In the light of the aforegoing statements, a gratuity or beneficial stock fund of its entire capital to the founders and promoters of the present scheme would certainly be a heavy tax on the commerce which is to make use of the canal. It would certainly be surprising if, upon a careful study of this contract, a sufficient amount of capital could be secured to carry this great work on successfully. A company may be organized, and subscriptions made to its stock, but it is very much to be apprehended that its existence will only prove an obstacle to the Ultimate realization of this great enterprise upon a sounder and more judicious basis.
In the case of an undertaking of such magnitude as the construction of an inter-oceanic canal in which the whole world is interested, and in which the interest of the government of the territory through which such canal may be located is a mere matter of deriving pecuniary advantages from, or compensation for the right of way, it is a part of wise statesmenship to weigh not only the probable, but also the possible effects of any steps which are to lead to its realization, and which may not only be for a temporary purpose, but which may affect important interests for all time.
In my opinion, considerations of reason and expediency concur in indicating the policy that any arrangement between the Colombian Government and a private company should be discouraged.
In speaking of expediency, I do not desire the word to be understood in a narrow or unworthy sense, but as relating to the practical effects of any policy prescribing the political and economic conditions under which this great work should be undertaken in order to make it productive of the greatest possible benefit to humanity and civilization.
Nor is the policy of indifference or non-intervention on the part of the Government of the United States to be recommended in any proceedings which have for their object the regulation of the conditions under which an inter-oceanic canal is to be constructed, for such a policy of inaction might be construed into a tacit consent to the inception of abuses, which, however slight at first, would grow with time and become burdensome in proportion. The history of the “Sound dues,” their origin, continuation for centuries and the efforts and capital necessary for their abolition, may be studied with advantage in this connection.
It appears that considerations of national and individual jealousy have been important factors in some of the previous negotiations of treaties and contracts with the Colombian Government for the right to construct an inter-oceanic canal. (See legation Nos. 115, February 22, 1869; 116, March 1, 1869; 12, March 16, 1870: 19, April 17, 1870, &c.)

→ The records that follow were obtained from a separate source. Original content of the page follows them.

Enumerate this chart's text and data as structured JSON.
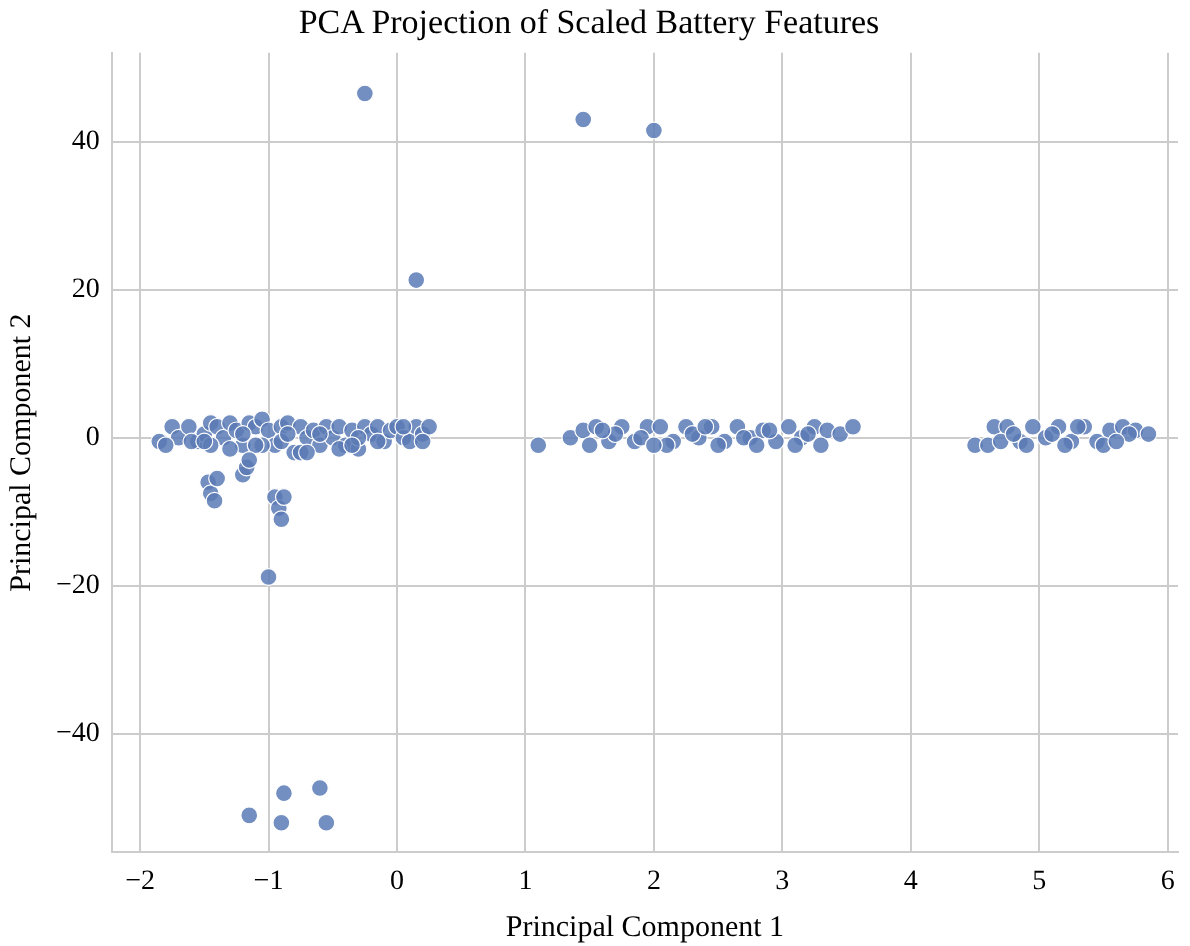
{
  "chart_data": {
    "type": "scatter",
    "title": "PCA Projection of Scaled Battery Features",
    "xlabel": "Principal Component 1",
    "ylabel": "Principal Component 2",
    "xlim": [
      -2.22,
      6.08
    ],
    "ylim": [
      -56,
      52
    ],
    "xticks": [
      -2,
      -1,
      0,
      1,
      2,
      3,
      4,
      5,
      6
    ],
    "yticks": [
      -40,
      -20,
      0,
      20,
      40
    ],
    "grid": true,
    "marker": "circle",
    "series": [
      {
        "color": "#5a7ab5",
        "x": [
          -1.85,
          -1.75,
          -1.7,
          -1.62,
          -1.55,
          -1.5,
          -1.45,
          -1.4,
          -1.35,
          -1.3,
          -1.25,
          -1.2,
          -1.15,
          -1.1,
          -1.05,
          -1.0,
          -0.95,
          -0.9,
          -0.85,
          -0.8,
          -0.75,
          -0.7,
          -0.65,
          -0.6,
          -0.55,
          -0.5,
          -0.45,
          -0.4,
          -0.35,
          -0.3,
          -0.25,
          -0.2,
          -0.15,
          -0.1,
          -0.05,
          0.0,
          0.05,
          0.1,
          0.15,
          0.2,
          0.25,
          -1.8,
          -1.6,
          -1.45,
          -1.3,
          -1.2,
          -1.05,
          -0.9,
          -0.75,
          -0.6,
          -0.45,
          -0.3,
          -0.15,
          0.05,
          0.2,
          -1.5,
          -1.1,
          -0.85,
          -0.7,
          -0.35,
          -1.47,
          -1.45,
          -1.42,
          -1.4,
          -1.2,
          -1.17,
          -1.15,
          -0.95,
          -0.92,
          -0.9,
          -0.88,
          -1.0,
          -0.25,
          0.15,
          1.45,
          2.0,
          -1.15,
          -0.88,
          -0.6,
          -0.9,
          -0.55,
          1.1,
          1.35,
          1.45,
          1.55,
          1.65,
          1.75,
          1.85,
          1.95,
          2.05,
          2.15,
          2.25,
          2.35,
          2.45,
          2.55,
          2.65,
          2.75,
          2.85,
          2.95,
          3.05,
          3.15,
          3.25,
          3.35,
          3.45,
          3.55,
          1.5,
          1.7,
          1.9,
          2.1,
          2.3,
          2.5,
          2.7,
          2.9,
          3.1,
          3.3,
          1.6,
          2.0,
          2.4,
          2.8,
          3.2,
          4.5,
          4.6,
          4.65,
          4.75,
          4.85,
          4.95,
          5.05,
          5.15,
          5.25,
          5.35,
          5.45,
          5.55,
          5.65,
          5.75,
          5.85,
          4.7,
          4.9,
          5.1,
          5.3,
          5.5,
          5.7,
          4.8,
          5.2,
          5.6
        ],
        "values": [
          -0.5,
          1.5,
          0,
          1.5,
          -0.5,
          0.5,
          2,
          1.5,
          0,
          2,
          1,
          -1,
          2,
          1.5,
          2.5,
          1,
          -1,
          1.5,
          2,
          -2,
          1.5,
          0,
          1,
          -1,
          1.5,
          0,
          1.5,
          -1,
          1,
          -1.5,
          1.5,
          0.5,
          1.5,
          -0.5,
          1,
          1.5,
          0,
          -0.5,
          1.5,
          0.5,
          1.5,
          -1,
          -0.5,
          -1,
          -1.5,
          0.5,
          -1,
          -0.5,
          -2,
          0.5,
          -1.5,
          0,
          -0.5,
          1.5,
          -0.5,
          -0.5,
          -1,
          0.5,
          -2,
          -1,
          -6,
          -7.5,
          -8.5,
          -5.5,
          -5,
          -4,
          -3,
          -8,
          -9.5,
          -11,
          -8,
          -18.8,
          46.5,
          21.3,
          43,
          41.5,
          -51,
          -48,
          -47.3,
          -52,
          -52,
          -1,
          0,
          1,
          1.5,
          -0.5,
          1.5,
          -0.5,
          1.5,
          1.5,
          -0.5,
          1.5,
          0,
          1.5,
          -0.5,
          1.5,
          0,
          1,
          -0.5,
          1.5,
          0,
          1.5,
          1,
          0.5,
          1.5,
          -1,
          0.5,
          0,
          -1,
          0.5,
          -1,
          0,
          1,
          -1,
          -1,
          1,
          -1,
          1.5,
          -1,
          0.5,
          -1,
          -1,
          1.5,
          1.5,
          -0.5,
          1.5,
          0,
          1.5,
          -0.5,
          1.5,
          -0.5,
          1,
          1.5,
          1,
          0.5,
          -0.5,
          -1,
          0.5,
          1.5,
          -1,
          0.5,
          0.5,
          -1,
          -0.5
        ]
      }
    ]
  }
}
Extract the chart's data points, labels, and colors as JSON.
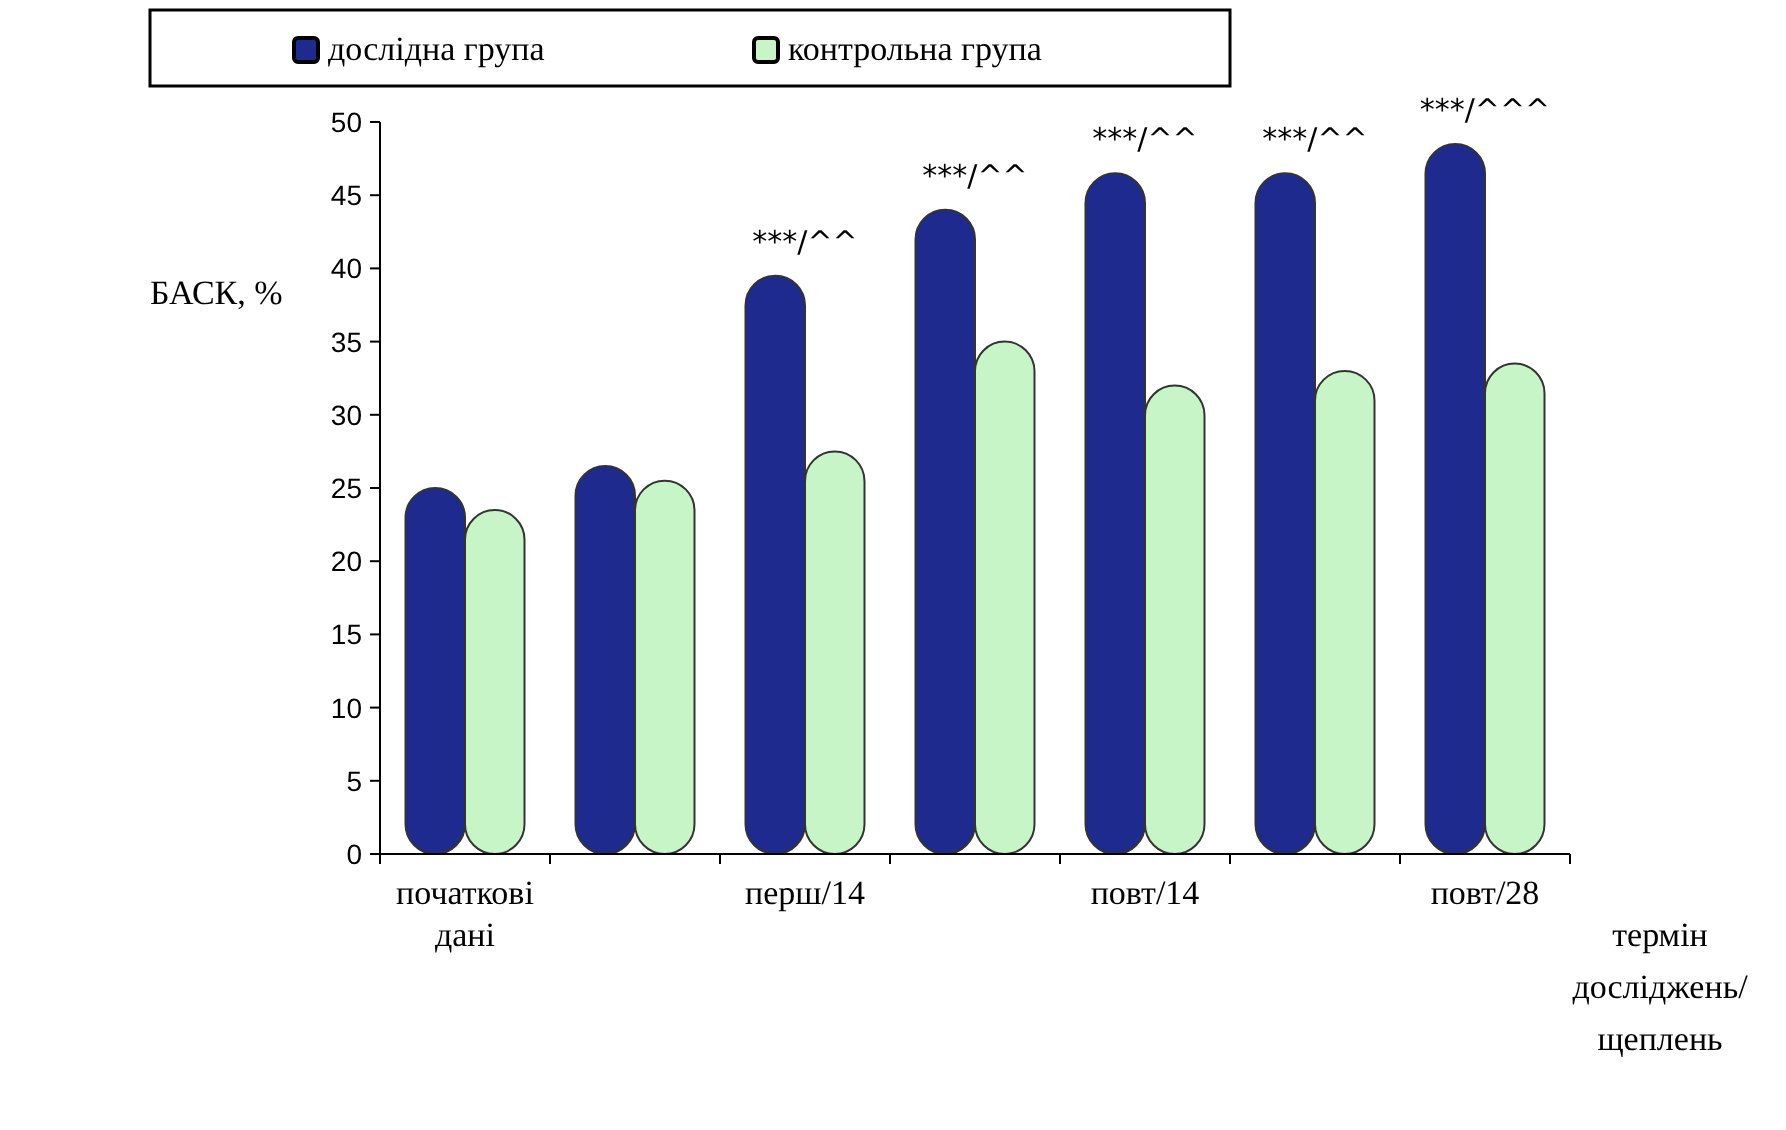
{
  "chart_data": {
    "type": "bar",
    "ylabel": "БАСК, %",
    "xlabel": "термін\nдосліджень/\nщеплень",
    "categories": [
      "початкові\nдані",
      null,
      "перш/14",
      null,
      "повт/14",
      null,
      "повт/28"
    ],
    "series": [
      {
        "name": "дослідна група",
        "color": "#1f2a8f",
        "values": [
          25,
          26.5,
          39.5,
          44,
          46.5,
          46.5,
          48.5
        ],
        "value_labels": [
          null,
          null,
          "***/^^",
          "***/^^",
          "***/^^",
          "***/^^",
          "***/^^^"
        ]
      },
      {
        "name": "контрольна група",
        "color": "#c8f5c8",
        "values": [
          23.5,
          25.5,
          27.5,
          35,
          32,
          33,
          33.5
        ]
      }
    ],
    "ylim": [
      0,
      50
    ],
    "yticks": [
      0,
      5,
      10,
      15,
      20,
      25,
      30,
      35,
      40,
      45,
      50
    ],
    "grid": false,
    "legend": "top"
  }
}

In the treatment of the subject of this dispatch, which I fear has assumed an undue length, I have been influenced by the consideration that among the nations interested in the construction of an inter-oceanic [Page 295] canal the United States occupy the first rank. With a territory washed by both oceans, a water-way by means of such a canal between the Atlantic and Pacific States is pre-eminently to be desired, both on account of commerical as well as political reasons. It is therefore proper that the United States should not only be called upon to contribute materially to the successful execution of the enterprise, but also that the voice of their government should be potent in defining the conditions under which the same shall be undertaken and used.